I am attempting to prove Lobachevsky's integral formula, which states that for an integrable even function $f$ with a period of π, the following integral equality must hold,$$\int_{0}^{\infty} \frac{\sin(x)}{x}f(x)dx = \int_{0}^{\pi/2}f(x)dx$$ I am aware of a classic proof,but I want to try proving this integral formula from the perspective of Fourier series expansion,Due to the function being even, we can let $$f(x)=\frac{1}{2}a_0+\sum_{n\geq 1}a_n\cos(2nx)$$, and then switch the order of summation and integration, thus obtaining $$\begin{aligned}\int_{0}^{\infty} \frac{\sin(x)}{x}f(x)dx &= \sum_{n\geq 1}a_n\int_{0}^{\infty} \frac{\sin(x)}{x}\cos(2nx)dx+\frac{\pi}{4}a_0 \\ &= a_0\frac{\pi}{4} =\frac{\pi}{4}\frac{4}{\pi}\int_{0}^{\pi/2}f(x)dx \\ &= \int_{0}^{\pi/2}f(x)dx\end{aligned}$$.
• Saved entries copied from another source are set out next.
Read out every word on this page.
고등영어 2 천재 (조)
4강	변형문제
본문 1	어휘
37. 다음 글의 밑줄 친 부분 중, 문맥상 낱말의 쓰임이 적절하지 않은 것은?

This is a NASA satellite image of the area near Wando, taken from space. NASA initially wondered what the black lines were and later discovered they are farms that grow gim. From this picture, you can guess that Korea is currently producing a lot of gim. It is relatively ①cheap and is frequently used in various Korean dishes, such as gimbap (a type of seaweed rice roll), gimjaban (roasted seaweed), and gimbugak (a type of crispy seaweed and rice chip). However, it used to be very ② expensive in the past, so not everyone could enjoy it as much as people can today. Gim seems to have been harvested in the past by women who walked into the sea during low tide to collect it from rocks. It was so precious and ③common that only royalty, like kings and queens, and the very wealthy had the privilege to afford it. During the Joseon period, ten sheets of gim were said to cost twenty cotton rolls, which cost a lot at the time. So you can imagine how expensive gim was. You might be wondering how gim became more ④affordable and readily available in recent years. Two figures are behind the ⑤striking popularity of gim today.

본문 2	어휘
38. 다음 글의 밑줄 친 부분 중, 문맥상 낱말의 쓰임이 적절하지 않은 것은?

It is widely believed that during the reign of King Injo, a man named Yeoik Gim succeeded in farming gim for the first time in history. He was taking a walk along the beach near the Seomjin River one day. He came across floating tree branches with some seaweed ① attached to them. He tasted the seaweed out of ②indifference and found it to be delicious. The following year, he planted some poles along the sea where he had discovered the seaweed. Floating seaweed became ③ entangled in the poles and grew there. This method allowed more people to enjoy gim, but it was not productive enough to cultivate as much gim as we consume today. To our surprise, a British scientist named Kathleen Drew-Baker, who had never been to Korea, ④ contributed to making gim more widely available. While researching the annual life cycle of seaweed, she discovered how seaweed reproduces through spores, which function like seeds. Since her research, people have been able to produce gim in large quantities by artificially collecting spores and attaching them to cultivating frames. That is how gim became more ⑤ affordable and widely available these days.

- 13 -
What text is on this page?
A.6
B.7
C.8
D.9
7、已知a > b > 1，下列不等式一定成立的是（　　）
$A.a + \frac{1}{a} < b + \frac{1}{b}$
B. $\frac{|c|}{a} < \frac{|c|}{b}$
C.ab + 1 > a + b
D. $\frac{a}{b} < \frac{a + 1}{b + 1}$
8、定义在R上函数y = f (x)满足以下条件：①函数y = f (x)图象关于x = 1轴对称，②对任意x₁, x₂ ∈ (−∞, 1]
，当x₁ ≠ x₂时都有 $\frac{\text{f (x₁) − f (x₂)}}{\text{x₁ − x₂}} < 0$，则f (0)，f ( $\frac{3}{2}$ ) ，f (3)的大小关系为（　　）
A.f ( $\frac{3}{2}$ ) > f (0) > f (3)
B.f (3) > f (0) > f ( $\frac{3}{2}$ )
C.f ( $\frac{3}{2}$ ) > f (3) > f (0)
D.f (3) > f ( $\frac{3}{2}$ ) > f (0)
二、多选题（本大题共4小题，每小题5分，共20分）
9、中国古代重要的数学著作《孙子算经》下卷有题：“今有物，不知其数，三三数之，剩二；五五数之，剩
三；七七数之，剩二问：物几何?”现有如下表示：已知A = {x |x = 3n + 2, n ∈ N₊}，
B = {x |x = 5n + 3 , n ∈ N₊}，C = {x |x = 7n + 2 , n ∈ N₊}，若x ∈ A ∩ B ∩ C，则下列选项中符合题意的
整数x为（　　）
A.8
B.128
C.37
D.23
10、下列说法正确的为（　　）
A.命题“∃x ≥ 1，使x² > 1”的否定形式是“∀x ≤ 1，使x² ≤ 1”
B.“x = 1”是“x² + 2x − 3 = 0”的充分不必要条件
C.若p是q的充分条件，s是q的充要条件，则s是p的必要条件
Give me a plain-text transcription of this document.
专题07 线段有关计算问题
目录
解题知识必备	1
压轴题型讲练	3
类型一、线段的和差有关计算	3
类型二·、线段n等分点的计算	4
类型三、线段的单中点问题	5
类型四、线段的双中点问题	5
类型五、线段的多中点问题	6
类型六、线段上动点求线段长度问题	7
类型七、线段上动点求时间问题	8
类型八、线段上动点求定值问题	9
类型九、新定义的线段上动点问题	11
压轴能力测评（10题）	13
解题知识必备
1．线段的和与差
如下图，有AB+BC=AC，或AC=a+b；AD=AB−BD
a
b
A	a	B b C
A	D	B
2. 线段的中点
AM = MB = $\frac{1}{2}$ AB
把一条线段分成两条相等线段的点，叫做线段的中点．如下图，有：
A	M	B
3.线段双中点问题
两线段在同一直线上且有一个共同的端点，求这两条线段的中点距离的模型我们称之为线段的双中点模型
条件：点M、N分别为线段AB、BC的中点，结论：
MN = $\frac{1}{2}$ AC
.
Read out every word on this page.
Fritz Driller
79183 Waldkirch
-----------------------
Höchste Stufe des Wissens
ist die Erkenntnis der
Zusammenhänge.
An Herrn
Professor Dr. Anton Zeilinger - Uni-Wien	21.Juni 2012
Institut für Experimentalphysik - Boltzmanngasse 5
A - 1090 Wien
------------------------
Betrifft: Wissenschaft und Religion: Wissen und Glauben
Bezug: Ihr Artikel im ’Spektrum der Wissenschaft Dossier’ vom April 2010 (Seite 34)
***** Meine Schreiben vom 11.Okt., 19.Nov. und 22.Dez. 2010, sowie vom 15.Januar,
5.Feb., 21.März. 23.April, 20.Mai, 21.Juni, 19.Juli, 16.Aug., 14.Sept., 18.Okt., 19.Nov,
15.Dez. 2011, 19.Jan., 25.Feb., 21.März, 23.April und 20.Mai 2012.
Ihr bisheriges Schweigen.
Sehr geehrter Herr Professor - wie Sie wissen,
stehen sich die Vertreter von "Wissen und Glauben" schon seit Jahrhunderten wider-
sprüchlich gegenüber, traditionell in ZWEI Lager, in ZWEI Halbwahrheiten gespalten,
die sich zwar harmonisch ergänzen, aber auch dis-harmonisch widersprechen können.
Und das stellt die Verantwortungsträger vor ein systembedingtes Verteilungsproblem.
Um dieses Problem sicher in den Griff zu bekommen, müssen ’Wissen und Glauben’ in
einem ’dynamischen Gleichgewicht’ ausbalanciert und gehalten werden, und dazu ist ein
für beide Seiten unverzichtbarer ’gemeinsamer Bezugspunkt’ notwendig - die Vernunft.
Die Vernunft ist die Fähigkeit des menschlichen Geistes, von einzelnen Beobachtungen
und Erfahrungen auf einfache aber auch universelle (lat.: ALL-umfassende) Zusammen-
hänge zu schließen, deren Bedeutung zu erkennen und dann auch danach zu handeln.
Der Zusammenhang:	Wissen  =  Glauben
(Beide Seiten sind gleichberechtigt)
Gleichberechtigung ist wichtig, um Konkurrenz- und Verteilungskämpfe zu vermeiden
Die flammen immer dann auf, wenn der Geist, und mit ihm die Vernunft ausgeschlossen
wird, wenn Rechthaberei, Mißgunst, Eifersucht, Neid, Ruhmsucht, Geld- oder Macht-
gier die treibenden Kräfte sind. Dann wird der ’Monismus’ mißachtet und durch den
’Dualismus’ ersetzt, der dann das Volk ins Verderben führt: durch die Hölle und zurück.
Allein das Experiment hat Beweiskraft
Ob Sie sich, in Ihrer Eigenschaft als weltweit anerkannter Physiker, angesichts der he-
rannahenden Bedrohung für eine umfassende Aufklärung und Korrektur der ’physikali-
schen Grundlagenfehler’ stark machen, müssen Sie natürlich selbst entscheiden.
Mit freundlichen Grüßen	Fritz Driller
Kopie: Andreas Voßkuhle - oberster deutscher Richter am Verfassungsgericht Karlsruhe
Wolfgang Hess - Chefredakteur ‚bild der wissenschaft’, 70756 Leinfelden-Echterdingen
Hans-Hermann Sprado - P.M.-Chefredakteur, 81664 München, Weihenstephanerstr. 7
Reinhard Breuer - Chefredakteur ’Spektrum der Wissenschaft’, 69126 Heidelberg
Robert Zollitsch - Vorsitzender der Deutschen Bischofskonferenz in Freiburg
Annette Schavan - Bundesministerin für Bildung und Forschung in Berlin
- However, there is a problem here. The Fourier series of a continuous function may not necessarily converge pointwise to the function itself. But Carleson's theorem tells us that the Fourier series of continuous functions converge almost everywhere. Therefore, if we consider the Lebesgue version of the integral formula, then this proof should be feasible.
- My main question is, if we consider the Riemann integral, is the proof method using Fourier series expansion feasible?